Here’s a common coding scenario for SQL Server developers:
“I want to see the oldest amount due for each account, along with the account number and due date, ordered by account number.”
Since the release of SQL Server 2005, the simplest way to do this has been to use a window function like ROW_NUMBER. In many cases, everything you need can be done in a single SELECT statement with your window function. The trouble comes when you want to incorporate that function in some other way. For instance, using it a WHERE clause.

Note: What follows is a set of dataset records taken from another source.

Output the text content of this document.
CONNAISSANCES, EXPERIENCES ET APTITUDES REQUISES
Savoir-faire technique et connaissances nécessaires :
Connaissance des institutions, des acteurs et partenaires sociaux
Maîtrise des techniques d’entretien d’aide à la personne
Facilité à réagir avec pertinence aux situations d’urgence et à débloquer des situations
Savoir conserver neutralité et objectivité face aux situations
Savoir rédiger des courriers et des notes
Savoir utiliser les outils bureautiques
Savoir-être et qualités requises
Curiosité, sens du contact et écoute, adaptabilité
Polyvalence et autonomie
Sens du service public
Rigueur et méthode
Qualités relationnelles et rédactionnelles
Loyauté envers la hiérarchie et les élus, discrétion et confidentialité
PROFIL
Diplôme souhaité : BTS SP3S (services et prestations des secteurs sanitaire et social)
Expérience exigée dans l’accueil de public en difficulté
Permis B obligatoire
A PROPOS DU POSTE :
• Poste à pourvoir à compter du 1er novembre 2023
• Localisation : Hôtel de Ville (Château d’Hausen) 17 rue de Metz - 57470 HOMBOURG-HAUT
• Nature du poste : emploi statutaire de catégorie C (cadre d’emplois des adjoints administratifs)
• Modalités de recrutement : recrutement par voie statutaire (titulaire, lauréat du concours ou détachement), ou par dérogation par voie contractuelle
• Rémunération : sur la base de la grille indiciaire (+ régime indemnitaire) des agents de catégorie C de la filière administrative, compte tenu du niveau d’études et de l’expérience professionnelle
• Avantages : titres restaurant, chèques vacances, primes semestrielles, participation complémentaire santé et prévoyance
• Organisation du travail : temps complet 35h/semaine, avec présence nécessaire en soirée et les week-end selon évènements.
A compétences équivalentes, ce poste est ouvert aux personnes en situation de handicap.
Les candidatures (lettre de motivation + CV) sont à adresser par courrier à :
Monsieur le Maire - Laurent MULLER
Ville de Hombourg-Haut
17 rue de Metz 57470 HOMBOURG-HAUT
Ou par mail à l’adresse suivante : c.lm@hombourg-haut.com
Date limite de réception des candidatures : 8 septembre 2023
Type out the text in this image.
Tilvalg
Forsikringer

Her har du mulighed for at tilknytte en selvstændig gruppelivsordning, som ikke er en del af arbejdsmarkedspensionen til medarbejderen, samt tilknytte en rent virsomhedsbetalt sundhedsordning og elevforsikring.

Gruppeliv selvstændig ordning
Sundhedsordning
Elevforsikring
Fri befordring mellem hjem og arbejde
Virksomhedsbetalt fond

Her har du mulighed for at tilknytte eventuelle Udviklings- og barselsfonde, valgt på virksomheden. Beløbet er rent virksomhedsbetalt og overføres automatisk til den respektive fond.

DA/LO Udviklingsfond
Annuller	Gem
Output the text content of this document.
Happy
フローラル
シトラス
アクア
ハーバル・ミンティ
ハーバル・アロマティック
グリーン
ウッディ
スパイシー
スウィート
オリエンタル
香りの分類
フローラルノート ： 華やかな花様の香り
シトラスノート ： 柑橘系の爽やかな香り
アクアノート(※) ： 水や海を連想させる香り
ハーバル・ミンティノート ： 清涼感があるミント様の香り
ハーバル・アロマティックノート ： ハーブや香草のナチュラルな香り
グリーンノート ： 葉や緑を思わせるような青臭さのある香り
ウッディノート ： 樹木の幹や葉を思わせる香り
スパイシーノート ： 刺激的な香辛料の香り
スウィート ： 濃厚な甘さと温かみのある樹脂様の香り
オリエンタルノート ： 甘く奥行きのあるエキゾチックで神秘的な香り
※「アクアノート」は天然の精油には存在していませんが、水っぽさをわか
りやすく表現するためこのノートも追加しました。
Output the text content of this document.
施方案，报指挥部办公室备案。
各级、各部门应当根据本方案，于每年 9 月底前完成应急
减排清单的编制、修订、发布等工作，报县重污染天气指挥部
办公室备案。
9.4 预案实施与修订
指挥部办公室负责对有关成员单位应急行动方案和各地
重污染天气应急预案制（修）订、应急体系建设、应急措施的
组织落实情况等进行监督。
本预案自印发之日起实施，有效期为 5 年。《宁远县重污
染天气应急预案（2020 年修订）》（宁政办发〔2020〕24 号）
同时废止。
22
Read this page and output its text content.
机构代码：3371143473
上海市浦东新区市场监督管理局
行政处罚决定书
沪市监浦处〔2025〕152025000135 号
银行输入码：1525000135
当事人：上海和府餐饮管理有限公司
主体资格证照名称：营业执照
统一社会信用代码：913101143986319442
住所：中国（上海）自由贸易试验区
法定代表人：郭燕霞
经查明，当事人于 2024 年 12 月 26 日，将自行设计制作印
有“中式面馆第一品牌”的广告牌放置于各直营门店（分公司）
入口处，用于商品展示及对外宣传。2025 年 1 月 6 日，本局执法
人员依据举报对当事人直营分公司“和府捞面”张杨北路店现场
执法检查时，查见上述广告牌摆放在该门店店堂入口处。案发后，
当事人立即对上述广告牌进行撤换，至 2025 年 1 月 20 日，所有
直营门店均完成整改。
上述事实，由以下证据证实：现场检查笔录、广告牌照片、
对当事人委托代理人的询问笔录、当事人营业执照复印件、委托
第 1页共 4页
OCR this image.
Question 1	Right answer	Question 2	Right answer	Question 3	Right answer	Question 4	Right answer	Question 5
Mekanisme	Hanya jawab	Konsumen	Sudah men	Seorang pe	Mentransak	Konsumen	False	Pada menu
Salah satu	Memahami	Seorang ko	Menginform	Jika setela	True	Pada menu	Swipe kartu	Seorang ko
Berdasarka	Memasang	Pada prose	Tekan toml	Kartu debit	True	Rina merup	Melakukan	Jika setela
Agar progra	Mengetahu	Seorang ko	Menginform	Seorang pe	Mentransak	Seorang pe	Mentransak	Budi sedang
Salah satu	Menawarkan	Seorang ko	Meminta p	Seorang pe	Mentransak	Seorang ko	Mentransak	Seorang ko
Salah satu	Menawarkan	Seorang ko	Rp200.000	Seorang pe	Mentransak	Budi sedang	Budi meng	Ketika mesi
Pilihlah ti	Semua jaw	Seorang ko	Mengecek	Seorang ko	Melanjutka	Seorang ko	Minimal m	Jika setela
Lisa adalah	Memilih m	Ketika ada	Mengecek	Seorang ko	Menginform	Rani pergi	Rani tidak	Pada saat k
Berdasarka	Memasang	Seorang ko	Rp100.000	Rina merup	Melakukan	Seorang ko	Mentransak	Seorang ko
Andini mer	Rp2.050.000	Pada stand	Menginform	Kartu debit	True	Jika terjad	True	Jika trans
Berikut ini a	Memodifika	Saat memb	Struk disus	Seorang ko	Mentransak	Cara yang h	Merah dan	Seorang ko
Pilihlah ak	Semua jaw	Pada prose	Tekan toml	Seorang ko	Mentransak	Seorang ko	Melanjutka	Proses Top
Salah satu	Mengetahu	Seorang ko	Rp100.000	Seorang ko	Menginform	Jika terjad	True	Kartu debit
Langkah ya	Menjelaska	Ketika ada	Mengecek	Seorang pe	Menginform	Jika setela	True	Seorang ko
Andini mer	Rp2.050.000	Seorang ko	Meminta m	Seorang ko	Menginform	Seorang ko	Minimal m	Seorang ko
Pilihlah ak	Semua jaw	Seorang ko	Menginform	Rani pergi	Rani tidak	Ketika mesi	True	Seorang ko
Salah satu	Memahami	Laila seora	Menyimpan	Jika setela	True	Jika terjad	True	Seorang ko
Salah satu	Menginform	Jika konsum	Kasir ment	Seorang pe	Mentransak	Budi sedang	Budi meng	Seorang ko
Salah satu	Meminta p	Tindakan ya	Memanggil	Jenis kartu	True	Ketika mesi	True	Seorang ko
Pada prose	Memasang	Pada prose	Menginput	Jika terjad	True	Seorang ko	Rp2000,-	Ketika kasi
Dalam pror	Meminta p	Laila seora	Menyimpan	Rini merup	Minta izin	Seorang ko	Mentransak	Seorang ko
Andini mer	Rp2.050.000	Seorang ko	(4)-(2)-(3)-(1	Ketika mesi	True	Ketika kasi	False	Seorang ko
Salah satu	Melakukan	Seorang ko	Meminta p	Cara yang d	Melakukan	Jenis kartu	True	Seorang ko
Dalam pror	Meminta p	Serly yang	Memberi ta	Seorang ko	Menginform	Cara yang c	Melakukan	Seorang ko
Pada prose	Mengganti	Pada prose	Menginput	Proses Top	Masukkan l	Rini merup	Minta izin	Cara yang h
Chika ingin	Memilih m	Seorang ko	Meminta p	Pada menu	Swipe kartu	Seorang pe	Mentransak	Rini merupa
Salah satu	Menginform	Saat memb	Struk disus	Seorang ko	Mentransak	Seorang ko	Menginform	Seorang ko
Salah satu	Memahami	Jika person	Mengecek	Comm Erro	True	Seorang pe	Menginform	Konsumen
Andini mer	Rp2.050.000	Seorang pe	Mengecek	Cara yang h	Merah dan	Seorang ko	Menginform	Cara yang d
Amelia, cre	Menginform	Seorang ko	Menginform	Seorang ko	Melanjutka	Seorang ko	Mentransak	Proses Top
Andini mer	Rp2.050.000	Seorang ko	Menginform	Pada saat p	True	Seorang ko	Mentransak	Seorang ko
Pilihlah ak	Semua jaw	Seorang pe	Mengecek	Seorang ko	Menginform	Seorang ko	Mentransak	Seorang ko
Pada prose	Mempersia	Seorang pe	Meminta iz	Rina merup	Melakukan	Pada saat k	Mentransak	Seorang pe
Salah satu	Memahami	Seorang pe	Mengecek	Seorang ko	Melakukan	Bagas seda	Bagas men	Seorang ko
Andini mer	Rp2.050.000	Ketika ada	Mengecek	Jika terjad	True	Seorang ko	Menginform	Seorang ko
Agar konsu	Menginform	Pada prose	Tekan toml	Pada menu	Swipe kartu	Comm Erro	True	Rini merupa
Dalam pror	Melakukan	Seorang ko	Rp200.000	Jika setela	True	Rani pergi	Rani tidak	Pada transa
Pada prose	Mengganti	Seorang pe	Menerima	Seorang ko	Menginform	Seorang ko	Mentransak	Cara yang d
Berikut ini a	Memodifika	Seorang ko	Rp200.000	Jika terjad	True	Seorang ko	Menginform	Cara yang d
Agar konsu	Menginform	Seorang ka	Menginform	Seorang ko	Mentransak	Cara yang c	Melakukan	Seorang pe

Let’s use this example from AdventureWorks2012:
/* This gives us all orders for each account as determined by DueDate , and the result set is ordered by AccountNumber */ SELECT ROW_NUMBER() OVER (PARTITION BY AccountNumber ORDER BY DueDate) AS rn , AccountNumber , DueDate , TotalDue FROM Sales.SalesOrderHeader AS soh ORDER BY AccountNumber
This works perfectly and gives us every row in the table. Now, let’s modify it to meet the scenario we outlined earlier, and only show the oldest order for each account.
We could try this…
/* This gives us the oldest order for each account as determined by DueDate */ SELECT ROW_NUMBER() OVER (PARTITION BY AccountNumber ORDER BY DueDate) AS rn , AccountNumber , DueDate , TotalDue FROM Sales.SalesOrderHeader AS soh WHERE rn = 1 ORDER BY AccountNumber
…to which, SQL Server gives you a Dikembe Mutumbo finger-wag:
Msg 207, Level 16, State 1, Line 7 Invalid column name 'rn'.
“Invalid column name”?
Maybe we need to not alias it. Let’s try again.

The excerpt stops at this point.